Nanoparticles hold great promise for cancer diagnostics and therapies, but only to the extent that they can be selectively guided to tumors and cancer cells. Leading a multidisciplinary group from Dartmouth College, Karl E. Griswold, PhD published, “Antibody-mediated targeting of iron oxide nanoparticles to the Folate receptor alpha increases tumor cell association in vitro and in vivo,” in the International Journal of Nanomedicine, which follows closely the publication of “Tumor Cell Targeting by Iron Oxide Nanoparticles is Dominated by Different Factors in Vitro versus in Vivo,” published in PLOS ONE.
“The ultimate utility of anti-cancer nanoparticle technologies will depend in large part on their capacity to selectively home to cancer cells,” explains Griswold. “Achieving optimal targeting of nanoparticles in clinically relevant scenarios remains a key challenge for researchers in this space.”
The in vivo environment is enormously complex, and there exists an extensive array of variables that determine distribution and cellular targeting of nanoparticles in the body. Homing of nanoparticles to tumors is dependent upon parameters such as nanoparticle size and composition, molecular targeting, surface chemistry, route of administration, cancer cell type, and tumor location.
Using carefully designed and rigorously validated functional nanomaterials, the Dartmouth team pursued a systematic study of those variables in xenograft models of both breast and ovarian human cancers. The in vivo studies showed that antibody targeted iron oxide nanoparticles accumulated in tumor tissues following systemic administration, whereas non-targeted nanoparticles failed to show any detectable tumor association. Importantly, molecular targeting not only localized nanoparticles to tumor masses, but it also resulted in nanoparticle internalization by the cancer cells at a microscopic level.

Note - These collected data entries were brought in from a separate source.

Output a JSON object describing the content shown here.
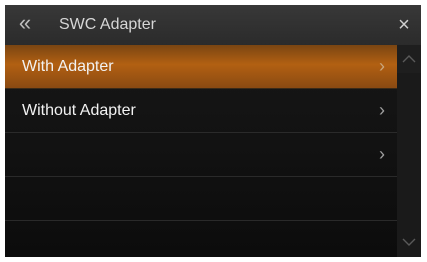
{
  "header": {
    "back_glyph": "«",
    "title": "SWC Adapter",
    "close_glyph": "×"
  },
  "list": {
    "items": [
      {
        "label": "With Adapter",
        "selected": true,
        "has_arrow": true
      },
      {
        "label": "Without Adapter",
        "selected": false,
        "has_arrow": true
      },
      {
        "label": "",
        "selected": false,
        "has_arrow": true
      },
      {
        "label": "",
        "selected": false,
        "has_arrow": false
      },
      {
        "label": "",
        "selected": false,
        "has_arrow": false
      }
    ],
    "chevron_glyph": "›"
  },
  "scrollbar": {
    "up_icon": "chevron-up-icon",
    "down_icon": "chevron-down-icon"
  },
  "colors": {
    "accent_selected": "#b26012",
    "background": "#0c0c0c",
    "header": "#333333"
  }
}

“This ability to accumulate iron oxide nanoparticles within cancerous cells following systemic administration has important implications for diagnostic and therapeutic applications of this particular type of magnetic nanomaterial,” says Griswold.
The multidisciplinary Dartmouth studies utilized a broad variety of Dartmouth’s Shared Resources for scientific investigation including the Dartmouth Transgenic and Genetic Construct Shared Resource; the Dartmouth Electron Microscope Facility; the Dartmouth Center for Cancer Nanotechnology Excellence, Toxicology, Biodistribution, and Pathology Core; the Dartmouth Trace Element Core; and the Dartmouth-Hitchcock Norris Cotton Cancer Center Pathology Translational Research Core. All of the Dartmouth Cores and Shared Resources are open to outside investigators by arrangement.
“In studying cancer at Dartmouth, we are committed to team science,” says Griswold. “Solutions to problems like these require transdisciplinary collaborations operating at the complex interfaces between molecular biotechnology, nanotechnology, biology, and medicine.”
Looking forward, the researchers are in the final stages of follow-up work synthesizing and characterizing more sophisticated iron oxide nanoparticles that are more capable of targeting the inherent heterogeneity of cell surface markers in tumor microenvironments.
Karl Griswold is Professor of Engineering at Dartmouth’s Thayer School of Engineering. His work in cancer is facilitated by Dartmouth’s Norris Cotton Cancer Center in Lebanon, NH where he is a Member of the Immunology & Cancer Immunotherapy Research Program.
Funding for these projects was provided by the Dartmouth Center for Cancer Nanotechnology Excellence, holder of Norris Cotton Cancer Center’s National Institutes of Health – National Cancer Institute grant 1 U54 CA151662.